Tanks. Selection of the system expansion tank generally can be based on the simple formula of percent expansion for the specific temperature differential (∆T). This figure will be accurate enough for most applications. Normally, the expansion tank should be sized to be one-quarter full at ambient temperature and three-quarters full at maximum system temperatures.
A sight glass and low liquid level cutoff should be installed on the tank to monitor the liquid level. The tank should be mounted at the highest point in the system so that it can be vented. If this is not possible, an inert gas blanket is preferred with vapor bleeds placed at the highest points of the system to vent the system to the correct opening in the expansion tank. (Refer to piping diagrams.) Expansion tank pressurization with nitrogen or air may be necessary.

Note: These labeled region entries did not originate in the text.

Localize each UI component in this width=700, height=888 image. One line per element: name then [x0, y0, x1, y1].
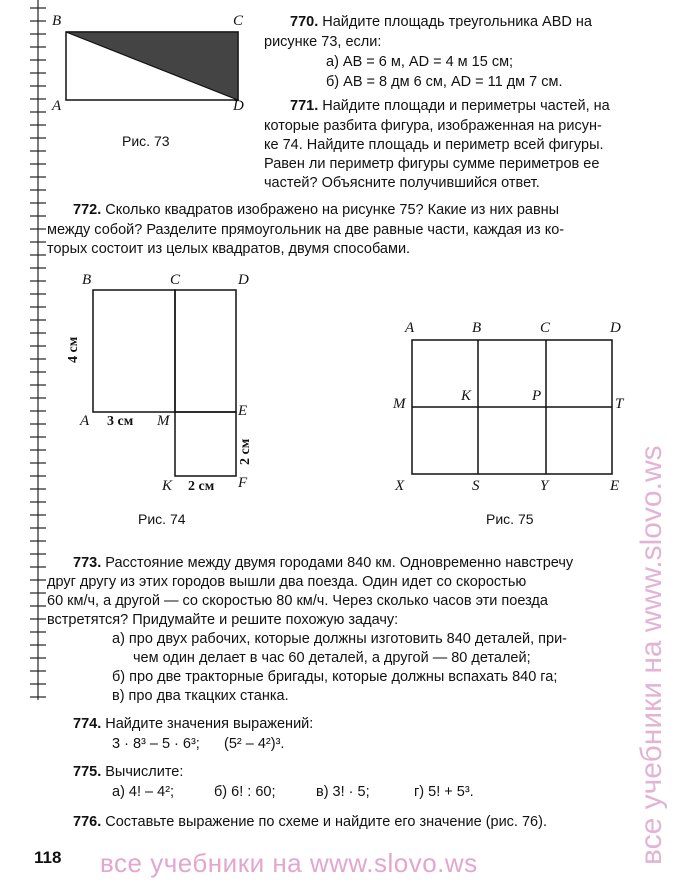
fig75-label-d: D	[610, 320, 621, 336]
exercise-771-text: Найдите площади и периметры частей, на	[322, 98, 610, 114]
fig73-label-a: A	[52, 98, 62, 114]
exercise-774-number: 774.	[73, 716, 102, 732]
fig74-label-f: F	[238, 475, 248, 491]
exercise-771-number: 771.	[290, 98, 319, 114]
fig74-dim-right: 2 см	[238, 438, 253, 465]
exercise-776-number: 776.	[73, 814, 102, 830]
exercise-775-option-c: в) 3! · 5;	[316, 784, 370, 800]
exercise-771-line2: которые разбита фигура, изображенная на рисун-	[264, 118, 602, 134]
bottom-watermark: все учебники на www.slovo.ws	[100, 848, 478, 878]
exercise-771-line1	[290, 97, 610, 116]
exercise-771-line4: Равен ли периметр фигуры сумме периметров ее	[264, 156, 600, 172]
fig75-label-c: C	[540, 320, 551, 336]
fig75-caption: Рис. 75	[486, 511, 534, 527]
exercise-773-line1	[73, 554, 573, 573]
fig75-label-t: T	[615, 396, 624, 412]
figure-74	[80, 280, 260, 490]
fig74-dim-left: 4 см	[66, 336, 81, 363]
fig74-dim-bottom2: 2 см	[188, 479, 215, 494]
exercise-773-line3: 60 км/ч, а другой — со скоростью 80 км/ч. Через сколько часов эти поезда	[47, 593, 548, 609]
exercise-776-text: Составьте выражение по схеме и найдите его значение (рис. 76).	[105, 814, 547, 830]
exercise-775-option-a: а) 4! – 4²;	[112, 784, 175, 800]
page-number: 118	[34, 848, 62, 867]
fig73-label-c: C	[233, 13, 244, 29]
fig74-label-k: K	[162, 478, 173, 494]
exercise-774-text: Найдите значения выражений:	[105, 716, 314, 732]
exercise-773-option-c: в) про два ткацких станка.	[112, 688, 289, 704]
exercise-772-number: 772.	[73, 202, 102, 218]
exercise-773-number: 773.	[73, 555, 102, 571]
exercise-770-option-b: б) AB = 8 дм 6 см, AD = 11 дм 7 см.	[326, 74, 563, 90]
fig74-caption: Рис. 74	[138, 511, 186, 527]
exercise-770-text: Найдите площадь треугольника ABD на	[322, 14, 592, 30]
margin-ruler	[28, 0, 48, 700]
exercise-770-number: 770.	[290, 14, 319, 30]
fig74-label-b: B	[82, 272, 92, 288]
fig74-label-c: C	[170, 272, 181, 288]
exercise-773-option-a1: а) про двух рабочих, которые должны изготовить 840 деталей, при-	[112, 631, 568, 647]
exercise-772-line2: между собой? Разделите прямоугольник на две равные части, каждая из ко-	[47, 222, 565, 238]
exercise-774-expression: 3 · 8³ – 5 · 6³; (5² – 4²)³.	[112, 736, 285, 752]
fig73-label-d: D	[233, 98, 244, 114]
fig75-label-y: Y	[540, 478, 549, 494]
exercise-773-line2: друг другу из этих городов вышли два поезда. Один идет со скоростью	[47, 574, 527, 590]
fig74-dim-bottom: 3 см	[107, 414, 134, 429]
fig74-label-e: E	[238, 403, 248, 419]
fig75-label-a: A	[405, 320, 415, 336]
fig75-label-b: B	[472, 320, 482, 336]
fig73-label-b: B	[52, 13, 62, 29]
exercise-773-option-a2: чем один делает в час 60 деталей, а другой — 80 деталей;	[133, 650, 531, 666]
fig75-label-x: X	[395, 478, 405, 494]
figure-75	[400, 330, 630, 490]
exercise-775-option-b: б) 6! : 60;	[214, 784, 276, 800]
fig75-label-p: P	[532, 388, 542, 404]
exercise-773-text: Расстояние между двумя городами 840 км. Одновременно навстречу	[105, 555, 574, 571]
exercise-775-number: 775.	[73, 764, 102, 780]
exercise-776-line1	[73, 813, 547, 832]
fig75-label-m: M	[393, 396, 406, 412]
fig75-label-s: S	[472, 478, 480, 494]
exercise-775-line1	[73, 763, 183, 782]
exercise-770-option-a: а) AB = 6 м, AD = 4 м 15 см;	[326, 54, 514, 70]
exercise-775-option-d: г) 5! + 5³.	[414, 784, 474, 800]
exercise-772-line1	[73, 201, 559, 220]
fig74-label-d: D	[238, 272, 249, 288]
exercise-770-line2: рисунке 73, если:	[264, 34, 382, 50]
svg-text:все учебники на www.slovo.ws: все учебники на www.slovo.ws	[635, 445, 668, 865]
exercise-775-text: Вычислите:	[105, 764, 184, 780]
fig75-label-k: K	[461, 388, 472, 404]
exercise-771-line5: частей? Объясните получившийся ответ.	[264, 175, 540, 191]
exercise-772-line3: торых состоит из целых квадратов, двумя способами.	[47, 241, 411, 257]
exercise-774-line1	[73, 715, 313, 734]
exercise-773-option-b: б) про две тракторные бригады, которые должны вспахать 840 га;	[112, 669, 558, 685]
exercise-770-line1	[290, 13, 592, 32]
fig73-caption: Рис. 73	[122, 133, 170, 149]
exercise-772-text: Сколько квадратов изображено на рисунке 75? Какие из них равны	[105, 202, 560, 218]
exercise-771-line3: ке 74. Найдите площадь и периметр всей фигуры.	[264, 137, 604, 153]
fig74-label-a: A	[80, 413, 90, 429]
figure-73	[58, 14, 258, 124]
exercise-773-line4: встретятся? Придумайте и решите похожую задачу:	[47, 612, 399, 628]
side-watermark	[625, 110, 675, 870]
fig75-label-e: E	[610, 478, 620, 494]
fig74-label-m: M	[157, 413, 170, 429]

The fluid to be used in a thermal fluid heating system must be selected based on its specifications.
Because velocity is crucial, several scenarios could be explored.
- Continuous flow through the heater at all times could control desired temperature.
- A three-way diverting valve could be installed.
- A central system distribution/buffer/air elimination tank could be used for primary and secondary pumping systems.
The third option is the simplest system arrangement and specification. It is common and recommended when flow through the heater cannot be guaranteed with a one-pump system.
All system piping larger than 1” should be welded. When flanges are required, a high grade, Flexatallic high temperature spiral-wound gasket should be used. Petroleum-type pipe dope should not be used. All long, circulating lines should be protected with expansion joints to prevent damage due to expansion.